Sieben Grabsteine tragen nur eine hebräische Inschrift, zehn sowohl eine hebräische als auch eine deutsche und acht Steine nur eine deutsche Inschrift. Auf einem Stein steht auf einer Seite eine hebräische und auf der anderen eine deutsche Inschrift, die in hebräischen Buchstaben geschrieben ist (Stein 13, Malka Hartwich, Ehefrau von Herz Hartwich). Alle hebräischen Inschriften befinden sich auf den Ostseiten der Steine.

Die ältesten Grabsteine stehen an der hinteren Wand gegenüber dem Eingangstor. Sie sind in traditionell jüdischer Form gehalten, hochrechteckig mit bogenförmigem Abschluss; sie sind niedrig und ohne Sockel in die Erde eingelassen. Die jüngeren Steine (ab 1852) sind in der Mehrzahl höher; dieser Eindruck wird noch dadurch verstärkt, dass sie fast alle auf einem Sockel stehen.

Ausschmückungen der Grabsteine finden sich nur auf 10 Steinen, meist als schlicht gehaltenes florales Rillendekor. Auf zwei Steinen ist ein Schmetterling zu sehen. Er gilt als Zeichen für die Vergänglichkeit des Lebens und die Metamorphose der Seele zum neuen Leben in der "anderen Welt". Ein Verstorbener wurde den Priestern zugerechnet, die ihre Abstammung auf Aron, den Bruder von Moses zurückführen. Dies wird durch die Darstellung der segnenden Hände, wie sie beim Priestersegen (4. Mose 6, 24-26) gehalten werden, ausgedrückt (Stein 19, Selig Cohn).

Ungewöhnlich ist auf diesem Friedhof die hohe Anzahl an Kindergräbern (11 von 28).
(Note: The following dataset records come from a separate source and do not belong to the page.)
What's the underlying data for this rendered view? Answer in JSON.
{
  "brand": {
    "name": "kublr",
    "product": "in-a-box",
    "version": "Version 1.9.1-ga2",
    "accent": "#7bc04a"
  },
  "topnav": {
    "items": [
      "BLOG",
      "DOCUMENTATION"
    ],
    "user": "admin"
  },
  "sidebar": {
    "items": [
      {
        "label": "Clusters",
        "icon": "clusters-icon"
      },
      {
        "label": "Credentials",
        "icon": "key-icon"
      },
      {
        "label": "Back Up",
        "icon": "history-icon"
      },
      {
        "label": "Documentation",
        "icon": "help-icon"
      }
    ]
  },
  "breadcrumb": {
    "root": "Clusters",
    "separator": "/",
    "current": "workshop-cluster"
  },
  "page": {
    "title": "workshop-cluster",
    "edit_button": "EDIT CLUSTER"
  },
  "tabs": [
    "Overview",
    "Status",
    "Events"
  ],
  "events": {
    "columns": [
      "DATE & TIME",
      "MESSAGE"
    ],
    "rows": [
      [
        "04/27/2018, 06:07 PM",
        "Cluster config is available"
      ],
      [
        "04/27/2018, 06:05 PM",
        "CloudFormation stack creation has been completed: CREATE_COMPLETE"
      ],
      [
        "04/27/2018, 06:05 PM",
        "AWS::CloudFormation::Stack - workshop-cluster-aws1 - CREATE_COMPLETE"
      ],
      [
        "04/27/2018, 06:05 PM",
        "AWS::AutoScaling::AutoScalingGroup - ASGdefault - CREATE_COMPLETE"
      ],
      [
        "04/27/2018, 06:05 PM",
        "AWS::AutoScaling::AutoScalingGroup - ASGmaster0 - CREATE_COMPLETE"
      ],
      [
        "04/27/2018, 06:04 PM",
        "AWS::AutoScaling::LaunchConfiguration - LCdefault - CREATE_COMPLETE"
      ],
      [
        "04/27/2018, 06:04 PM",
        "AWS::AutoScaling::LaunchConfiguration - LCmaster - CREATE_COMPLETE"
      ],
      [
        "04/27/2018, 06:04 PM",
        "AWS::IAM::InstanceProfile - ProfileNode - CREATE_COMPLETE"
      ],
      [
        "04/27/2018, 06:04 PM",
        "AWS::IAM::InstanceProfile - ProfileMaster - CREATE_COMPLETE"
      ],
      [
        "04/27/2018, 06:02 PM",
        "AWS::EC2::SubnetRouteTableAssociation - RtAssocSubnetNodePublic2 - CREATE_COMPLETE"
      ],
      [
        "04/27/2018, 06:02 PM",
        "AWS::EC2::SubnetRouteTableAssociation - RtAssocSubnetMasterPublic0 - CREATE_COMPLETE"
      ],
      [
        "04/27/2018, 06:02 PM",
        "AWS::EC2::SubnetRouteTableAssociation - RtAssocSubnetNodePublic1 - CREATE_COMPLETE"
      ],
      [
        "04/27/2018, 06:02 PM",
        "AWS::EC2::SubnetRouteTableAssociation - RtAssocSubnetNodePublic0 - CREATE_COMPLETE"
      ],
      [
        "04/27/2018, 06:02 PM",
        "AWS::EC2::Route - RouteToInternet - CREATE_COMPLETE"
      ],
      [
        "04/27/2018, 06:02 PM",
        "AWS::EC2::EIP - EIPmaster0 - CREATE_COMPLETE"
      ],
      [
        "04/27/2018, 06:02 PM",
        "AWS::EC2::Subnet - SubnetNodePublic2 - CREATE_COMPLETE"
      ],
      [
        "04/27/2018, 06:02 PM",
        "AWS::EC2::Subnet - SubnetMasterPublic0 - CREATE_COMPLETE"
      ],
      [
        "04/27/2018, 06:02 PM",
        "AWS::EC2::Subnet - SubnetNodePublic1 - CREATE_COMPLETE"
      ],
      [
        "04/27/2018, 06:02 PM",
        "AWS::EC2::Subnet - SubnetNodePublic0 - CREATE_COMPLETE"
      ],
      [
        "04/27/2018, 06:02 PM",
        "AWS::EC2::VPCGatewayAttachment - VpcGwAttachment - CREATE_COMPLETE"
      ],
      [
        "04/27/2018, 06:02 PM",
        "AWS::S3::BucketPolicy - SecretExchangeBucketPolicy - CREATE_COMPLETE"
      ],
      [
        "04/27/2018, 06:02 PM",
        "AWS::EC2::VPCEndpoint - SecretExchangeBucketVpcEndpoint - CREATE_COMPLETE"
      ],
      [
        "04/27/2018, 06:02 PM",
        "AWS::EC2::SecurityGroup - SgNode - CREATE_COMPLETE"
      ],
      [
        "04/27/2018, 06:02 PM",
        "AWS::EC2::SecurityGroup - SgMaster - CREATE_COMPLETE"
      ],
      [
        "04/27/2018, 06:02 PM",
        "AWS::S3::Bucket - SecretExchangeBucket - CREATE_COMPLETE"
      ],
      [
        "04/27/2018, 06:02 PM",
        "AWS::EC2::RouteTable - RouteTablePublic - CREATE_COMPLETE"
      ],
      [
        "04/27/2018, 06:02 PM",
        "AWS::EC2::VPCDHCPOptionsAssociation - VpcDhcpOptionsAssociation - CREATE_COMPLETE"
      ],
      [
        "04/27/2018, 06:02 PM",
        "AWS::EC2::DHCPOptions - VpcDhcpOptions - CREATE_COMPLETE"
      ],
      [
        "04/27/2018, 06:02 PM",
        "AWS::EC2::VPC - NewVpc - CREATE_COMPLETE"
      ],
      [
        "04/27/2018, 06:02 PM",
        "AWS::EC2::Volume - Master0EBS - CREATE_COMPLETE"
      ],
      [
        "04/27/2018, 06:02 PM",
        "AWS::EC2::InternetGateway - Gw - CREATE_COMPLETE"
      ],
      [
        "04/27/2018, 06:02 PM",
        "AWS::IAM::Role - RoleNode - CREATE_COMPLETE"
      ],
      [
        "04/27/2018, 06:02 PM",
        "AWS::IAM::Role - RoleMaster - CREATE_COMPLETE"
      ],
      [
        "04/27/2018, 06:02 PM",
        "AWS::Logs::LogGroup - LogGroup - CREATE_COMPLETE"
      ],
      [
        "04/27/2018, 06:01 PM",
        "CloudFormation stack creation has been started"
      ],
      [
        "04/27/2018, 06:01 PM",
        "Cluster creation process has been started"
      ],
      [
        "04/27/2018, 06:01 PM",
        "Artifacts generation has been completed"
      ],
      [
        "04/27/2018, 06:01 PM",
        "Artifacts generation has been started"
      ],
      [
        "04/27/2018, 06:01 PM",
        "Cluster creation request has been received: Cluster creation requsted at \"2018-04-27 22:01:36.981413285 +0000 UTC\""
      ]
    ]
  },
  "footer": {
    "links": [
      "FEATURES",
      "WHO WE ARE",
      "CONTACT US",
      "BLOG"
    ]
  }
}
Da wir nur die zufällig erhaltenen Grabsteine kennen, ist es jedoch ungewiss, ob der Anteil der Kindergräber vor den Zerstörungen auch schon so hoch gewesen ist.

Der Vater von drei Kindern (Stein 3 - Dobrisch Hartwich, Stein 7 - Ester Hartwich und wahrscheinlich Stein 6 - Abraham) war der langjährige Vorstandvorsitzende der Gemeinde, Herz Hartwich. In den hebräischen Inschriften der Kinder und seiner Ehefrau Malka (Stein 13) wird er mit seinem jüdischen Namen Naftali erwähnt. Der deutsche Name Herz/Hirsch ist über den Jakobssegen mit dem biblischen Namen Naftali verbunden. (1.Mose 49, 21)

Besonders berührend ist das Grab von Sigmund Baumgarten (Stein 15), der nur 4 Jahre alt wurde und "hier an den Seiten seiner fünf kleinen Brüder" liegt. Die Eltern Dorothea und Israel Baumgarten lebten in Groß Neuendorf bis 1910 und 1911 (Steine 31 und 34).